The same technology that adds fizz to soda can now be used to remove particles from dirty water. Researchers at Princeton University have found a technique for using carbon dioxide in a low-cost water treatment system that eliminates the need for costly and complex filters.
The system injects CO2 gas into a stream of water as a method of filtering out particles. The gas, which mixes with the water in a system of channels, temporarily changes the water's chemistry. The chemical changes cause the contaminating particles to move to one side of the channel depending on their electrical charge. By taking advantage of this migration, the researchers are able to split the water stream and filter out suspended particles.
"You could potentially use this to clean water from a pond or river that has bacteria and dirt particles," said Sangwoo Shin, an assistant professor of mechanical engineering at the University of Hawaii at Manoa.
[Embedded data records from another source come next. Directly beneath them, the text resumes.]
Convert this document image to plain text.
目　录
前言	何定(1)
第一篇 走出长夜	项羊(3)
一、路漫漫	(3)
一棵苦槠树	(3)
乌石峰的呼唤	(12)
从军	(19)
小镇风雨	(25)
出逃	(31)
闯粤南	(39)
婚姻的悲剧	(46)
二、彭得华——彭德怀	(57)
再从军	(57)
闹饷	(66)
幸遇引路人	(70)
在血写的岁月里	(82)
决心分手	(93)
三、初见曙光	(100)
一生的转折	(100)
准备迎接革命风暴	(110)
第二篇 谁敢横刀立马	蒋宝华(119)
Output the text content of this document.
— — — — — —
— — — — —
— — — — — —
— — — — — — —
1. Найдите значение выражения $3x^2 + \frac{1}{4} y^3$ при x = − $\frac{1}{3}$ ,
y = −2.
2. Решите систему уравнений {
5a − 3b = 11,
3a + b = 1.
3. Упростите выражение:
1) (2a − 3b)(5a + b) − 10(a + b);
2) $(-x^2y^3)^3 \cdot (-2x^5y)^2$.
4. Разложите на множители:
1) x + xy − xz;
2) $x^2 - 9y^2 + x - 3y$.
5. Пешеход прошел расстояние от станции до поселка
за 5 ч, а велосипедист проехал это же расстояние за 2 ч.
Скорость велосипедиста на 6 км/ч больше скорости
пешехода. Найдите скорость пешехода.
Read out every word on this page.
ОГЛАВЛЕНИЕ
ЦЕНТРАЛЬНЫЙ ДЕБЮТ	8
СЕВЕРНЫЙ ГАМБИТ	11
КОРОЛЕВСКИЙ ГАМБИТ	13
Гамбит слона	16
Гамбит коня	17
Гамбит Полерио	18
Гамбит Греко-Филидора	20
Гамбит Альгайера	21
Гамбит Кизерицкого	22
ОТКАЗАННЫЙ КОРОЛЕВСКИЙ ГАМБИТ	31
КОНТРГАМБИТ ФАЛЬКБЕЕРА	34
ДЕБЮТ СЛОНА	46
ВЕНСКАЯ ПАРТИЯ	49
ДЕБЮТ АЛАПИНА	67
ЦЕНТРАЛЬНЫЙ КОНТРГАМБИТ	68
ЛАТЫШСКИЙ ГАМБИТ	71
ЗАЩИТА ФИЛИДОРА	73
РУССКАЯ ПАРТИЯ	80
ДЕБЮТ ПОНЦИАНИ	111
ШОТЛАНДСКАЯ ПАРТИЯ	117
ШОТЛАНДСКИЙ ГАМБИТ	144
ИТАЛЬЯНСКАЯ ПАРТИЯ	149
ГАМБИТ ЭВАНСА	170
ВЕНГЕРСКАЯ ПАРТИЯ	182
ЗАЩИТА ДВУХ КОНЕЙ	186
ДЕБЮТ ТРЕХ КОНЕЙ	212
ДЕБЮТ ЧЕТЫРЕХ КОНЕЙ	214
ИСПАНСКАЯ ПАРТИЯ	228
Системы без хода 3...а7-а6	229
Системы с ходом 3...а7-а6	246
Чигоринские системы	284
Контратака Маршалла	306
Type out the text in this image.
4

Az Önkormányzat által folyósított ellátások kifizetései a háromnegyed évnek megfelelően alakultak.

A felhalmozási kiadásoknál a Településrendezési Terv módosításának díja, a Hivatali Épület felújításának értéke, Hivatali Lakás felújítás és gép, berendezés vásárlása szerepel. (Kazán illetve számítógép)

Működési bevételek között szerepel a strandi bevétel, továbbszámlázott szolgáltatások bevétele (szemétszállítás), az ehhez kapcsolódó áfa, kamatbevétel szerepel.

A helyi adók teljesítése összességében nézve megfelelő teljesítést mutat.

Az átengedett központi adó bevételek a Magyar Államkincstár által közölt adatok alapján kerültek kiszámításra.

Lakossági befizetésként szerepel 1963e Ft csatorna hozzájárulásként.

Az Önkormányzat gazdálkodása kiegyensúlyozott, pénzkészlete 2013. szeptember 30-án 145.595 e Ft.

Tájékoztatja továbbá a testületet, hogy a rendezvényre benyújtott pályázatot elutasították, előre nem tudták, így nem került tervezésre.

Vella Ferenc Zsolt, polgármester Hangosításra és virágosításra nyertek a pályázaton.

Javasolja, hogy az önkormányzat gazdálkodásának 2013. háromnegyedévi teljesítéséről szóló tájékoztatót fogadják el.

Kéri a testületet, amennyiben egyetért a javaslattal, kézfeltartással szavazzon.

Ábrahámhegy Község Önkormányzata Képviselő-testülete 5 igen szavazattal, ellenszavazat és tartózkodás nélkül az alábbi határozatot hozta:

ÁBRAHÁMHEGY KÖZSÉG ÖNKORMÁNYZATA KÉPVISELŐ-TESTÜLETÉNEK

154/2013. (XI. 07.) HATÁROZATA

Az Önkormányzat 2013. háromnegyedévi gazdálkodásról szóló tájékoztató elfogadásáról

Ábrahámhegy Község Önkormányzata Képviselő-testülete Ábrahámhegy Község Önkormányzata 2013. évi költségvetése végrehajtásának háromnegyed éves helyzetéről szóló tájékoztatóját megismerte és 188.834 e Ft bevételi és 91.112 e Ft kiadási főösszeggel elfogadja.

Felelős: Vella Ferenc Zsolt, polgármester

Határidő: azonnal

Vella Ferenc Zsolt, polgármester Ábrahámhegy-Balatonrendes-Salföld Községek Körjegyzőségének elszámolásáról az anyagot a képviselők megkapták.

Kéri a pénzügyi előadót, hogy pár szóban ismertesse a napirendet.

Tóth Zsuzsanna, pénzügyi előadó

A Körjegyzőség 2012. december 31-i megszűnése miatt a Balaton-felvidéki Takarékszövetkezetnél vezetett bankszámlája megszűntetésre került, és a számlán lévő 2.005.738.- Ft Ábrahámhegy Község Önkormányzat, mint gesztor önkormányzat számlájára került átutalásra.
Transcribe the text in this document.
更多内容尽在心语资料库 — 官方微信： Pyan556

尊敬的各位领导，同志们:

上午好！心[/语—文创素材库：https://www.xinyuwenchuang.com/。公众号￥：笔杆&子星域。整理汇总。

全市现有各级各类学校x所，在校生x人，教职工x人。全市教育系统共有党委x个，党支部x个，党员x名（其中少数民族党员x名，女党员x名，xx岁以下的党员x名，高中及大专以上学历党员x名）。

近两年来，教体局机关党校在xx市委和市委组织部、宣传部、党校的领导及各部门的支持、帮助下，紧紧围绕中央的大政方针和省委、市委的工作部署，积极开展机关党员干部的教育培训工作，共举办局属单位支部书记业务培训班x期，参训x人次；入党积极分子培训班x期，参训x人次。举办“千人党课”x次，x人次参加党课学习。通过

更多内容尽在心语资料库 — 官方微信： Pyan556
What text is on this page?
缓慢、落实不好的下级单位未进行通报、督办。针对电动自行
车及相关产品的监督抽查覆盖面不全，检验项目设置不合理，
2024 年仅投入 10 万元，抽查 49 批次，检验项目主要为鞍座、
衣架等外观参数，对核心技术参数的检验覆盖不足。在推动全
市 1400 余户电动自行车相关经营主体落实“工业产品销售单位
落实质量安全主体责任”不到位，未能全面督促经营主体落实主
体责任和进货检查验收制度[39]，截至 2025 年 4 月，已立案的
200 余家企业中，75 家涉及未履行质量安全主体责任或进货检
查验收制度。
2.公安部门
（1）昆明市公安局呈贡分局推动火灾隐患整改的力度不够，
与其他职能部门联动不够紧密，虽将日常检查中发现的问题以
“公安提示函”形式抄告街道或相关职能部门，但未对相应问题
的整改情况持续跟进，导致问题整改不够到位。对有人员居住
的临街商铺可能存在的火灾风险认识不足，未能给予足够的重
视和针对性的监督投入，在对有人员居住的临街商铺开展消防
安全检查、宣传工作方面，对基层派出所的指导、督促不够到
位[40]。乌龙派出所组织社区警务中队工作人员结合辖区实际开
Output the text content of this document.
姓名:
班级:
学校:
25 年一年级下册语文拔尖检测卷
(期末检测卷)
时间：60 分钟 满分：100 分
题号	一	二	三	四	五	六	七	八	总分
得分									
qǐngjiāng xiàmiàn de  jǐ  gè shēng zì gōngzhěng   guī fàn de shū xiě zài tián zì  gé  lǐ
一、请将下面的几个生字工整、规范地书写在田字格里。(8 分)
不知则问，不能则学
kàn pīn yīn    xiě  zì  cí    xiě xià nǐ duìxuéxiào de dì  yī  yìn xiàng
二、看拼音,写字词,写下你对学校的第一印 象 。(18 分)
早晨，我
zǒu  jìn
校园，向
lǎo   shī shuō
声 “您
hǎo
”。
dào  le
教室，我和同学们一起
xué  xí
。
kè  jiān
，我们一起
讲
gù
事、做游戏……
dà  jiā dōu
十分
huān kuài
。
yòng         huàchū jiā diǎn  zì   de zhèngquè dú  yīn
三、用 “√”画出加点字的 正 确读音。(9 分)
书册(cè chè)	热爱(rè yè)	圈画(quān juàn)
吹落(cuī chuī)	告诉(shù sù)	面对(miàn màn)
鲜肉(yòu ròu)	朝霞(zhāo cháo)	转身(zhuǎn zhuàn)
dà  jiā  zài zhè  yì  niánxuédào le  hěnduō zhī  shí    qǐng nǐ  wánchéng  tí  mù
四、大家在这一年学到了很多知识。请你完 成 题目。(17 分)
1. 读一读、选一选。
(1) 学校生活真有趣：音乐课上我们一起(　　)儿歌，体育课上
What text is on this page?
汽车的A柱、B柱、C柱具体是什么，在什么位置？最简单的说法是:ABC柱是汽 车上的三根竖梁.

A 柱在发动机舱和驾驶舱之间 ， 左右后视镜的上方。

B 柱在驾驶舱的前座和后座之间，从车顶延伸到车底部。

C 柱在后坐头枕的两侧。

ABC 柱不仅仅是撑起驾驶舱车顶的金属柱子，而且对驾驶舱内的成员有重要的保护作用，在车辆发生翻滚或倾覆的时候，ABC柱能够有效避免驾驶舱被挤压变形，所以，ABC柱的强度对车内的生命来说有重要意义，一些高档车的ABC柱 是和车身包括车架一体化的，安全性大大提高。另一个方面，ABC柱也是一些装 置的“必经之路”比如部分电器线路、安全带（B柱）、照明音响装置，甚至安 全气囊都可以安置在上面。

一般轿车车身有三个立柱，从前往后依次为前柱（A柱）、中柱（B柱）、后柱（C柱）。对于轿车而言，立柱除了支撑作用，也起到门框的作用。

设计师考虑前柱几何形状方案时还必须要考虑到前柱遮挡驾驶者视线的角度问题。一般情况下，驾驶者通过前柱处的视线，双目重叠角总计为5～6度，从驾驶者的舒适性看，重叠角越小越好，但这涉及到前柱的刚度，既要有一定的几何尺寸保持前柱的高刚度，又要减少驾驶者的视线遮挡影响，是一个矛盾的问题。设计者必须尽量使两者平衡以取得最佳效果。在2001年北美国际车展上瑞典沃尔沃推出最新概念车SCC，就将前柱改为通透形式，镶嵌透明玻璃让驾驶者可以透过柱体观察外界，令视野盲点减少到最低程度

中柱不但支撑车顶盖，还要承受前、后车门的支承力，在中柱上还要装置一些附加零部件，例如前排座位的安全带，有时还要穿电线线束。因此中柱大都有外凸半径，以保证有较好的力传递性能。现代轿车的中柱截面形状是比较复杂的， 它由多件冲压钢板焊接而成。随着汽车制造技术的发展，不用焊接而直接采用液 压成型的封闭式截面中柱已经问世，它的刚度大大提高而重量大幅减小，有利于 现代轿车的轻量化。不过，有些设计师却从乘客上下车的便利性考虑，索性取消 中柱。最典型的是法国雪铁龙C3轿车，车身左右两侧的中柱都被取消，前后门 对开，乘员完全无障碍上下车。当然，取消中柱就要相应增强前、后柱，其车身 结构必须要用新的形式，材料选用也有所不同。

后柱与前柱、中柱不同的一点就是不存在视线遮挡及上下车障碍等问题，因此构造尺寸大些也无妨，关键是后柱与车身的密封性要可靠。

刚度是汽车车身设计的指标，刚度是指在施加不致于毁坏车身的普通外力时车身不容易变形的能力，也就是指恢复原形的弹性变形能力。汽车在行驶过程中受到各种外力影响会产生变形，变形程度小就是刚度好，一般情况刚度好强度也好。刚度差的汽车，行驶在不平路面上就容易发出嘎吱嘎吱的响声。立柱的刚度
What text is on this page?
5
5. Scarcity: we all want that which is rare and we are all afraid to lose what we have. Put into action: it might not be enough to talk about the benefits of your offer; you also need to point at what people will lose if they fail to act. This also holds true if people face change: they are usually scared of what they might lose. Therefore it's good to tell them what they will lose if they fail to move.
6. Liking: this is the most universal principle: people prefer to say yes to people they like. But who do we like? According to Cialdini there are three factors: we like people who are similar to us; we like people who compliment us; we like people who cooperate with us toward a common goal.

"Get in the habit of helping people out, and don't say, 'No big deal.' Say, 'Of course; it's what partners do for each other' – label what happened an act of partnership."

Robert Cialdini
Shin, the lead author of a paper describing the process, performed the research as a post-doctoral researcher in the laboratory of Howard Stone, the Donald R. Dixon '69 and Elizabeth W. Dixon Professor of Mechanical and Aerospace Engineering at Princeton.
In a paper published May 2 in the journal Nature Communications, the researchers describe how they built a laboratory-scale filter that removed particles three orders of magnitude (1,000-fold) more efficiently than conventional microfiltration systems. The system is low energy, with bottled carbon dioxide as the only moving part (besides the pump responsible for the flow), and has no physical filter or membrane that can clog or require replacement.
Carbon dioxide alters water's chemistry by making it slightly more acidic: the tart taste of carbonic acid is familiar in most sodas, and its absence is a reason for flat soda's unpleasant flavor. In chemical terms, the acidity means that when CO2 dissolves in water it creates charged particles called ions. One of those ions, a positively charged hydrogen atom, moves very quickly through the water solution. Another, a negatively charged bicarbonate molecule, moves more slowly. The ions' movement through the water creates a subtle electric field; this field draws particles in the water — which have either negative or positive charges of their own — toward one side of the water stream.
Because most contaminants have some amount of surface charge, the electric field is an effective way to strain them from water. The researchers' device takes advantage of this electric sorting by drawing the contaminants to one side of the flow and then splitting the water into two channels. One path carries water containing the contaminating particles and the other holds clean water. Because the system does not have a membrane or a mechanical filter, clogging is not a problem.
To maintain the electric field, the researchers needed to keep the ions moving through the water channels. They accomplished this by making the channel walls out of material that is permeable to carbon dioxide, in this case silicone rubber (polydimethylsiloxane). Pressurized carbon dioxide diffuses through one wall of the channel and permeates out the other side. Shin said if the channel is enclosed, designers could capture the carbon dioxide gas for later use. When finished, the dissolved CO2 can be easily removed by exposing the water to the air so that the water contains only normal levels of carbon dioxide; it is not carbonated.
The researchers thought of the technique while examining the motion of colloidal particles in a salt gradient — a term for the interface between bodies of salt and fresh water. In a salt gradient, the difference in chemistry of the two solutions causes pressure on particles. Shin said the researchers were observing the motion of charged particles in the salt water when they realized the phenomenon could be useful as a filter.
Salt — sodium chloride — would not be useful for water purification because the salt would remain in the water after filtration. So the researchers thought to substitute carbon dioxide because it is cheap, not harmful for humans to ingest and as easy to remove from water as opening a can of soda.
The researchers said using a soluble gas as a method of controlling particles in a solution could lead to other industrial or scientific applications beyond water filtration. "The principles being explored in this research we hope will also be impactful in other research areas," Stone said.
Shin said the CO2 system could be particularly useful in the developing world because it does not require the installation and replacement of filters. The idea may be useful for portable systems. It is also relatively low cost, only requiring a canned source of carbon dioxide to use.
"It is definitely able to scale up to a hundred liters per hour, which meets a practical household standard," Shin said.
Another use would be as a supplement to a desalinization plant. Many types of desalinization use membranes to strain out salt molecules, but biological particles including viruses and bacteria are able to pass through the membranes. Shin said the carbon dioxide system could strain out the particles before or after the water passes through the desalinization membrane, reducing the need to treat the water with chemicals such as chlorine.
Shin is now working on methods to scale the system for possible use in water treatment plants to supply larger communities. He said the basic science works, but further engineering is needed to create a large-scale carbon dioxide filter.
"In Hawaii, we have a fresh water problem," he said. "We hope to scale up the device to help solve it."
Besides Shin and Stone, the researchers include Orest Shardt, who worked on the project as a co-lead author while at Princeton and is now a lecturer at the University of Limerick in Ireland; and Patrick Warren of Unilever. Support for the project was provided in part by Unilever Research, the Natural Sciences and Engineering Research Council of Canada, and the Princeton Environmental Institute.